Probing the distribution of glass transition temperatures and related relaxation behavior in thin and ultrathin films using novel fluorescence approaches

Since the discovery a decade ago that the glass transition temperature (Tg) of ultrathin polymer films may vary by more than 20 K from bulk Tg, substantial research has been focused on understanding how nanoscopic confinement alters Tg. The deviation from bulk Tg as polymer is "nanoconfined" has technological impact in applications such as asymmetric membranes for gas separation, photoresists for the production of microelectronics, and nanocomposites, among others. Although many techniques (e.g. x-ray reflectivity, ellipsometry) have been used to characterize Tg in nanoconfined films, they are limited to measuring average film properties and provide little direct evidence for the influence of interfacial effects.; In this dissertation a new method was developed in which the emission of fluorescence probes is shown to be well suited for identifying Tg in single layer films and in specific locations of films including those present near the free-surface interface, polymer-substrate interface, and in between. Such studies show for the first time that the free-surface Tg of a polystyrene (PS) film is dramatically reduced and that this free-surface effect persists into the film interior over several tens of nanometers where the resulting gradient or distribution in Tgs near the free surface is observed to depend strongly on the degree of nanoconfinement.
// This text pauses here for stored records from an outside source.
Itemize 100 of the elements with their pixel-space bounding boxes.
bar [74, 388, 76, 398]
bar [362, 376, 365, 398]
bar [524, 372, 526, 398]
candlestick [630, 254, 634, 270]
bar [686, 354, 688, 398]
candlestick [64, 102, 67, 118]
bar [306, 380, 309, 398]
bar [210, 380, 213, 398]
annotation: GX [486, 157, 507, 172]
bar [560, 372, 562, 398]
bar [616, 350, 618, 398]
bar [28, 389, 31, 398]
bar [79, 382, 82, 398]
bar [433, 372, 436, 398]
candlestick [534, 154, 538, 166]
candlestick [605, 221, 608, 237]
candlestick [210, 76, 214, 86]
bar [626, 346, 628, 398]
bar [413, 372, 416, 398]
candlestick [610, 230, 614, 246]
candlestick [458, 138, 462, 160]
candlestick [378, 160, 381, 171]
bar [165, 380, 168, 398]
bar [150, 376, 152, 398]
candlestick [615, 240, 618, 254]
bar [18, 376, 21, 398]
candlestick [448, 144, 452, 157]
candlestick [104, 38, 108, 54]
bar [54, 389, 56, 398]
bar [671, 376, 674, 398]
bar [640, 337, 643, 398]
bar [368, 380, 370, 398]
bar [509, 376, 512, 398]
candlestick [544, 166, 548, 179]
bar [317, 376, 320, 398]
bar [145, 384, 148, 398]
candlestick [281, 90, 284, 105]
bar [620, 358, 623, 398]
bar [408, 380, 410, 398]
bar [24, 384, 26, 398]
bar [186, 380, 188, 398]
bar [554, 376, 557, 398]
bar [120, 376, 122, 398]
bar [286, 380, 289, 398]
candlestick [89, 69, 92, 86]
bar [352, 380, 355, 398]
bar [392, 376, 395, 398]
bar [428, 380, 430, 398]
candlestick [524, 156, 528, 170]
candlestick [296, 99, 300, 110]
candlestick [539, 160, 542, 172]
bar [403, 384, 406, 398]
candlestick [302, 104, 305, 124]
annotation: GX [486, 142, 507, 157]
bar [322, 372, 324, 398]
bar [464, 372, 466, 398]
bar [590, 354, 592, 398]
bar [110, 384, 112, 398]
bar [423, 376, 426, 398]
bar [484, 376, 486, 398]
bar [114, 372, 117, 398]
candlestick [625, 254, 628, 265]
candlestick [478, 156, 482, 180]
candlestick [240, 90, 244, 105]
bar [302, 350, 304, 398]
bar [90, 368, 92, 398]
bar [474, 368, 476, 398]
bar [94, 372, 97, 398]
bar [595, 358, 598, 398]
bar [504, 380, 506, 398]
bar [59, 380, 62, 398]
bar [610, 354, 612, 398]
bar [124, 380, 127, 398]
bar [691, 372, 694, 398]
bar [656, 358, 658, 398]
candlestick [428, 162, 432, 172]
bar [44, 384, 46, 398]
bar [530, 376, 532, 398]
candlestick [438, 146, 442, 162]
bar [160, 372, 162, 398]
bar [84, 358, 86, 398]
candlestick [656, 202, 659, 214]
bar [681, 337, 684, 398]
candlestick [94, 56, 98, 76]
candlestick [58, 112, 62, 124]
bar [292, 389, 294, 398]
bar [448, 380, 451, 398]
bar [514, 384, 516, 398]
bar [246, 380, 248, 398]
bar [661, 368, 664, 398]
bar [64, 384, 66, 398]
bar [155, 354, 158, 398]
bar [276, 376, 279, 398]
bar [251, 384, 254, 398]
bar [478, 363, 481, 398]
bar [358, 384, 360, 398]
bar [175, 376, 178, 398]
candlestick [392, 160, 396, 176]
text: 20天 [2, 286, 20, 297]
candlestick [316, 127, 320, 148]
These results provide the first direct evidence that the origin of the effect of nanoconfinement on Tg is primarily a result of interfacial effects and offer new understanding into how the average Tg of the entire film can result from a distribution in Tgs near interfaces and in between.; The work presented here also stands as the first demonstration that the thickness dependence of Tg in nanoconfined single layer films may be significantly "tuned" via the addition of low molecular weight diluents or by small modifications to the repeat unit structure of PS. These surprising results may be explained by an alteration in the magnitude of the perturbation on Tg at the free surface and/or a reduction in the ability of interfacial effects to propagate into the film interior, which is argued to be related to the level of cooperativity of the polymer.